Deputies who are trained will have the authority to enforce criminal and traffic laws of the Navajo Nation and file cases with the To’Hajiilee-Alamo District Court.

The agreement is one of two signed by the state and the Nation. The other agreement is with McKinley County.

No such agreement exists with San Juan County, though the Nation sought one following a high-speed chase onto the reservation after which a deputy searched a subject, in violation of Navajo law.

The Nation prohibits searches and arrests of any American Indians within Navajo territory by state officers absent a cross-commission agreement, states a tribal act passed last fall.

“This act will prevent encroachment by outside law enforcement and prospectively compel counties and state law enforcement to negotiate cross-commission agreements with the Navajo Nation,” the resolution states.

County law enforcement agencies don’t always agree that cross-commissioning is the answer.

“The problem is there’s no way that we can go patrol and afford to do it the Navajo Nation,” San Juan County Sheriff Ken Christensen said. “We barely have enough people to cover what we have. To go out there and do that would be taking away from the county.”

For example, tribal crimes in San Juan County are prosecuted in Shiprock or Crownpoint. If the county sent officers to the courts, it would face issues of steeper travel costs and fewer deputies on duty in the county.

The county contributed $500,000 to a substation built last year in the rural community of Dzilth-Na-O-Dith-Hle, south of Bloomfield. The station was touted as a place where officers of various agencies could collaborate and tackle crime in the checkerboard area.

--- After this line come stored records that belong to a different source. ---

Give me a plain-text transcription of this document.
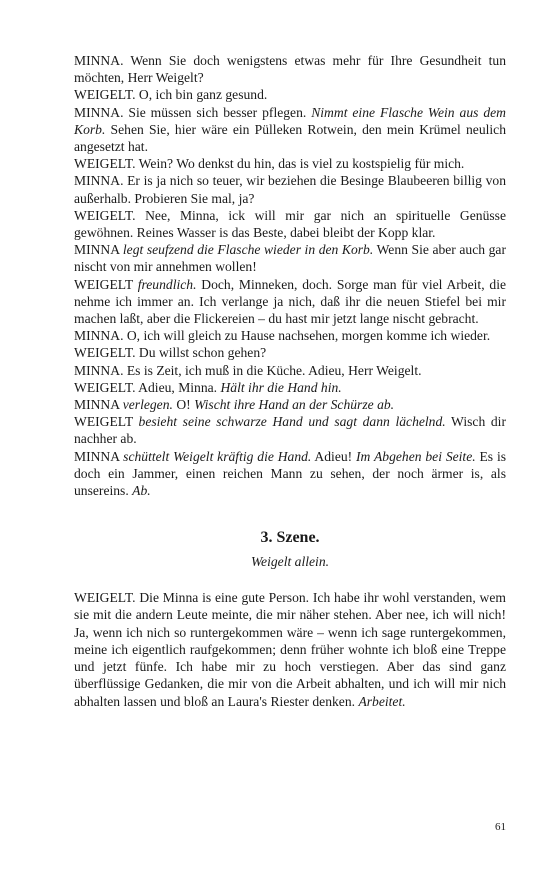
MINNA. Wenn Sie doch wenigstens etwas mehr für Ihre Gesundheit tun möchten, Herr Weigelt?

WEIGELT. O, ich bin ganz gesund.

MINNA. Sie müssen sich besser pflegen. Nimmt eine Flasche Wein aus dem Korb. Sehen Sie, hier wäre ein Pülleken Rotwein, den mein Krümel neulich angesetzt hat.

WEIGELT. Wein? Wo denkst du hin, das is viel zu kostspielig für mich.

MINNA. Er is ja nich so teuer, wir beziehen die Besinge Blaubeeren billig von außerhalb. Probieren Sie mal, ja?

WEIGELT. Nee, Minna, ick will mir gar nich an spirituelle Genüsse gewöhnen. Reines Wasser is das Beste, dabei bleibt der Kopp klar.

MINNA legt seufzend die Flasche wieder in den Korb. Wenn Sie aber auch gar nischt von mir annehmen wollen!

WEIGELT freundlich. Doch, Minneken, doch. Sorge man für viel Arbeit, die nehme ich immer an. Ich verlange ja nich, daß ihr die neuen Stiefel bei mir machen laßt, aber die Flickereien – du hast mir jetzt lange nischt gebracht.

MINNA. O, ich will gleich zu Hause nachsehen, morgen komme ich wieder.

WEIGELT. Du willst schon gehen?

MINNA. Es is Zeit, ich muß in die Küche. Adieu, Herr Weigelt.

WEIGELT. Adieu, Minna. Hält ihr die Hand hin.

MINNA verlegen. O! Wischt ihre Hand an der Schürze ab.

WEIGELT besieht seine schwarze Hand und sagt dann lächelnd. Wisch dir nachher ab.

MINNA schüttelt Weigelt kräftig die Hand. Adieu! Im Abgehen bei Seite. Es is doch ein Jammer, einen reichen Mann zu sehen, der noch ärmer is, als unsereins. Ab.

3. Szene.
Weigelt allein.

WEIGELT. Die Minna is eine gute Person. Ich habe ihr wohl verstanden, wem sie mit die andern Leute meinte, die mir näher stehen. Aber nee, ich will nich! Ja, wenn ich nich so runtergekommen wäre – wenn ich sage runtergekommen, meine ich eigentlich raufgekommen; denn früher wohnte ich bloß eine Treppe und jetzt fünfe. Ich habe mir zu hoch verstiegen. Aber das sind ganz überflüssige Gedanken, die mir von die Arbeit abhalten, und ich will mir nich abhalten lassen und bloß an Laura's Riester denken. Arbeitet.

61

One sheriff’s deputy lives near the substation, Christesen said. No San Juan County deputies are cross-commissioned to make arrests on reservation land.

The checkerboard, so named because of its patches of land under jumbled ownership, is a jurisdictional nightmare. Parcels of land are owned by the tribe, the state, the Bureau of Land Management and private citizens.

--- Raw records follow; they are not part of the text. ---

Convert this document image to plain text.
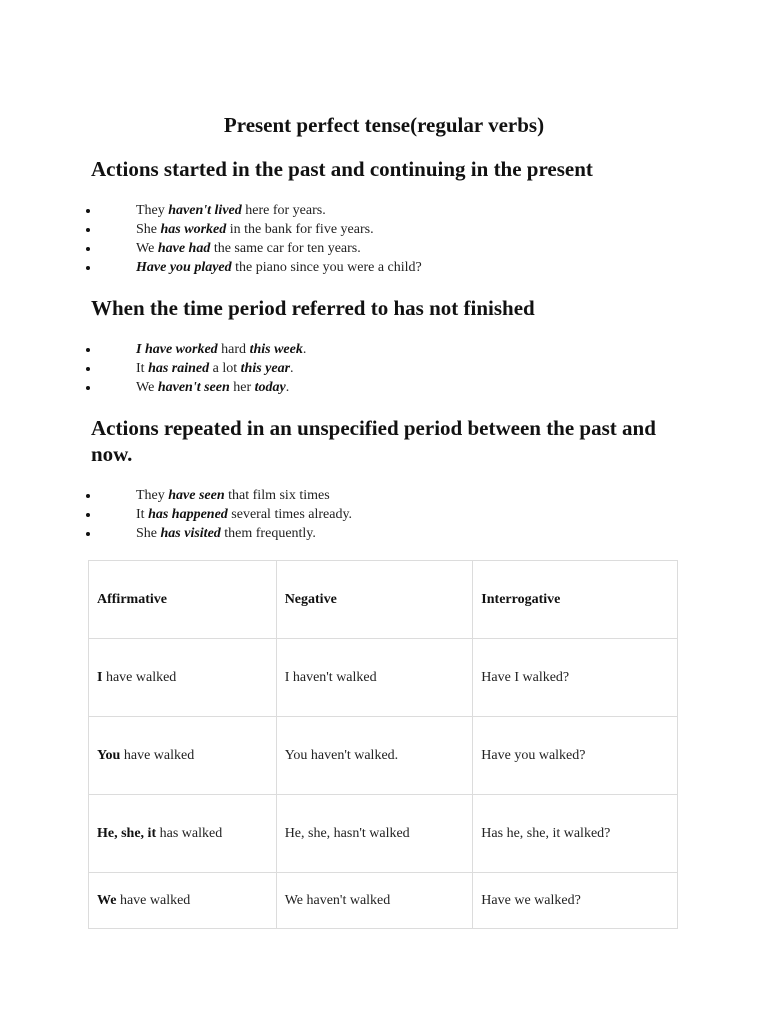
Present perfect tense(regular verbs)
Actions started in the past and continuing in the present
They haven't lived here for years.
She has worked in the bank for five years.
We have had the same car for ten years.
Have you played the piano since you were a child?
When the time period referred to has not finished
I have worked hard this week.
It has rained a lot this year.
We haven't seen her today.
Actions repeated in an unspecified period between the past and now.
They have seen that film six times
It has happened several times already.
She has visited them frequently.
Affirmative	Negative	Interrogative
I have walked	I haven't walked	Have I walked?
You have walked	You haven't walked.	Have you walked?
He, she, it has walked	He, she, hasn't walked	Has he, she, it walked?
We have walked	We haven't walked	Have we walked?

“The checkerboard area is such a complicated issue that it’s really no man’s land for jurisdiction,” Christesen said. “The tribe has some jurisdiction, we have some jurisdiction, and it’s confusing at the very best. Every section that you hop in and out of is a different jurisdiction.”

Christesen, who said cross-commissioning is not the answer for areas like the checkerboard region, encouraged the tribe to take steps internally to build up its law enforcement capabilities. Such actions include recruiting and retaining more officers, he said.

Christesen also is calling for clarification from the Supreme Court on reservation jurisdiction. While county officers respond to every emergency, even on tribal land, their hands are tied when it comes to making arrests, gathering evidence or prosecuting crimes on the reservation.

County certification with the Bureau of Indian Affairs, however, would allow federal charges for crimes committed on reservation land, Christesen said.

“Those people, what happens is they are the ones that suffer because of the uncertainty on jurisdiction, and they deserve police services just like everyone else,” he said. “Those people out there, whether in the checkerboard area or on the reservation, they deserve to be protected.”

According to the agreement signed by the Nation and Socorro and McKinley counties, deputies must complete 16 hours of training to become cross-commissioned. Once the training is complete, they immediately can begin patrolling reservation communities.

Training includes federal Indian law, the federal Tribal Law and Order Act and Navajo Nation criminal code. It also includes laws on children and motor vehicles, as well as information on Navajo history, language, culture and clanship.

The agreement states it is “to prevent each jurisdiction from becoming a sanctuary for the violators of the laws of the other to prevent interjurisdictional flight and to foster greater respect for the laws of each jurisdiction by the more certain application thereof.”